2.1.1.4. Comparing prevalence / incidence rates

Some cross sectional studies may collect information on presumptive risk factors as well as health outcomes.  For instance, winter loss surveys may collect information on management practices utilized in addition to health outcome (mortality). When the study permits the population to be divided based on different “exposures”, the measures of disease outcomes (prevalence or incidence rates) can be   compared. When prevalence is the measure of comparison,  differences in exposure between two groups separated by risk factor exposure can be compared using a Chi-Square test, or in cases where fewer than 5 cases were expected in a given cell, the Fisher’s exact test. Resulting from this approach is a p value, which simply provides a goal post by which we can assert that the populations differ significantly (typically when a p ≤ 0.05 is calculated, the prevalence rates in two populations are considered to be significantly different). However, this approach does not give any indication as to the size of the effect of exposure to the risk factor. The magnitude of this effect can be gleaned by comparing the 95% CI of the point prevalence estimates. Generally speaking, populations that have point estimates with overlapping 95% CI are not significantly different, while those who do not have overlapping populations are.  More importantly, the 95% CI aid in the interpretation of any exposure effect in that it puts the upper and lower bounds on possible magnitude of any effect (Gardner and Altman, 1986).

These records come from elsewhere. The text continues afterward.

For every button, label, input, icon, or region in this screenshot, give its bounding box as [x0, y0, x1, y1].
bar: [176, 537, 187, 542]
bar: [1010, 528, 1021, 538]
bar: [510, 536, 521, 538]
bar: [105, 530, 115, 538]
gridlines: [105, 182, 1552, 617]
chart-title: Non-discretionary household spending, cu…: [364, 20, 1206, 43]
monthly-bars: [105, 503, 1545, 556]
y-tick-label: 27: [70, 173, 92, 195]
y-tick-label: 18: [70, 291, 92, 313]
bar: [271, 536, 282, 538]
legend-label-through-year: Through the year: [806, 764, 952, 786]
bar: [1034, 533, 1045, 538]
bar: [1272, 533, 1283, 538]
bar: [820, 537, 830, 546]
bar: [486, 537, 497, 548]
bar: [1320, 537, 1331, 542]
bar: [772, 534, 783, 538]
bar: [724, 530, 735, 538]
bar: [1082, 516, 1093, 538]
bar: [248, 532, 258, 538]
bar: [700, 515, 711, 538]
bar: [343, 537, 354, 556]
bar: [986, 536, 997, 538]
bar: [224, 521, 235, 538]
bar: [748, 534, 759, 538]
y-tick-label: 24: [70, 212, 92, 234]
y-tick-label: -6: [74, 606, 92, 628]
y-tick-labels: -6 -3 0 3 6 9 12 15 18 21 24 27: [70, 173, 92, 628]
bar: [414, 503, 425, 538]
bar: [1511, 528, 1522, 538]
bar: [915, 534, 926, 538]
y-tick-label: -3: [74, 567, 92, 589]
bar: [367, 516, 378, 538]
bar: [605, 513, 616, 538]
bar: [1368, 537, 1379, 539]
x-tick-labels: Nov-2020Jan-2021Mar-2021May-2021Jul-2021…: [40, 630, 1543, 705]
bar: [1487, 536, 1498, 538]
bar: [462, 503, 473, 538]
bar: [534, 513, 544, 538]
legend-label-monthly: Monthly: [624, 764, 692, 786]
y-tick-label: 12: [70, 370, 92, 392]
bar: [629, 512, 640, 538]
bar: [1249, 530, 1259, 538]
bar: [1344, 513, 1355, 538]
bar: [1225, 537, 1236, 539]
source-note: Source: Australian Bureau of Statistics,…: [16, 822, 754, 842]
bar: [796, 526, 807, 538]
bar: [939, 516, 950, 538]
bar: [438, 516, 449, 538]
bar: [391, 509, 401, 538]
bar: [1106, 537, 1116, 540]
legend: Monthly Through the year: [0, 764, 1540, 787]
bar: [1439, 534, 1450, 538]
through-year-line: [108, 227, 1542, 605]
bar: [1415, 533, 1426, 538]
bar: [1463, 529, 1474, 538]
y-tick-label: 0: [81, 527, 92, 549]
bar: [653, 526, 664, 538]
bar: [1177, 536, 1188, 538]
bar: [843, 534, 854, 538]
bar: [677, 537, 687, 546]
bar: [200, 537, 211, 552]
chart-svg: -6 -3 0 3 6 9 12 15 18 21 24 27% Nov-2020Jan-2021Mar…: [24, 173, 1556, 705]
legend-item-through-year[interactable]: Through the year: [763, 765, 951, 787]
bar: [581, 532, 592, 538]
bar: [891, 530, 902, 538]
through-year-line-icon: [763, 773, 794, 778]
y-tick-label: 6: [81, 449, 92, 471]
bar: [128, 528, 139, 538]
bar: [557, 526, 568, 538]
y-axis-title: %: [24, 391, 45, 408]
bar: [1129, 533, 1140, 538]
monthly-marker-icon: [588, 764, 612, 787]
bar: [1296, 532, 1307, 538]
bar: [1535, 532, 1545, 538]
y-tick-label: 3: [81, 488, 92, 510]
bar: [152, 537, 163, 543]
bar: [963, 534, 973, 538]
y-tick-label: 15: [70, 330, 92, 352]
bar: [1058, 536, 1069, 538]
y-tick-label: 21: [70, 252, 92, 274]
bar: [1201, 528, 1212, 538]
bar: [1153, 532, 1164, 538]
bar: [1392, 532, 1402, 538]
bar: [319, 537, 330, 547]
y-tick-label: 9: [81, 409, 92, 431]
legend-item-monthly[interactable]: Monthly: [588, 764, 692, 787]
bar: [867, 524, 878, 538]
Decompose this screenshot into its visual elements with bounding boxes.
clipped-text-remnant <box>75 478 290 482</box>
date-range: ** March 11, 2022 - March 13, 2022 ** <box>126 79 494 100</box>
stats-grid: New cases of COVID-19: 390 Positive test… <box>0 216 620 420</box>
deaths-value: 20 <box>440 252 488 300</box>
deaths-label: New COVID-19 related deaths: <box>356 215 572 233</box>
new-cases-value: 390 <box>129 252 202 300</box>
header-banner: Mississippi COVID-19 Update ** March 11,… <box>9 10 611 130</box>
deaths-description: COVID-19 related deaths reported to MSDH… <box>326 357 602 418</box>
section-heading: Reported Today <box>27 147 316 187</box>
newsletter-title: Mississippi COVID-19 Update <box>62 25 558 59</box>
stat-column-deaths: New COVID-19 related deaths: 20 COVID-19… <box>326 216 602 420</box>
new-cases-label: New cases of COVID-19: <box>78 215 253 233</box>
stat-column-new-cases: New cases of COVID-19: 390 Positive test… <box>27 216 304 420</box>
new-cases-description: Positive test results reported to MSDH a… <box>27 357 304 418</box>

When cross sectional studies result in incidence rates (e.g. from winter loss surveys), rates between groups separated by exposure can be compared using ANOVA and other basic parametric tests. As is the case for the non-parametric tests mentioned in the above paragraph, these will result in a P value which indicates if the incidence rates in the populations differ. This result is of limited value because not only is it of interest that the populations are different; the magnitude of the difference is of note. Calculating and comparing 95% CI for the point estimate of Incidence rates has more meaning than stating that the two groups within a population are different or not based on a statistical test (Box 6).

Box 6.

A winter loss survey was conducted to determine the winter mortality (Oct 1 – April 1) of US beekeepers over the winter of 2010-2011 (vanEngelsdorp et al., 2012). A subset of these respondents also answered various questions regarding their management practices. In all 1,074 beekeepers indicated they had used a known varroa mite control product in a majority of their hives over the previous year, while 1,675 responding beekeepers reported not using any known varroa mite control product in any of their hives. Beekeepers who used a known varroa mite control product suffered an average loss of 29.5% (95% CI 27.5 - 31.4%) of their colonies, while those who did not indicate they used a known varroa mite control product suffered an average loss of 36.7% (95% CI 34.9 - 38.55) (BeeInformed.org Report 30).

Box 6.1

As the two confidence intervals do not overlap we know the two populations are different, we can say that beekeepers who treated with a known varroa control product lost 7 fewer overwintering colonies per 100 than those who did not; in other words beekeepers who treated with a known varroa control product lost 20% (difference in average loss rate / average loss rate in those not treating = 7/37*100 %) fewer colonies than those who did not.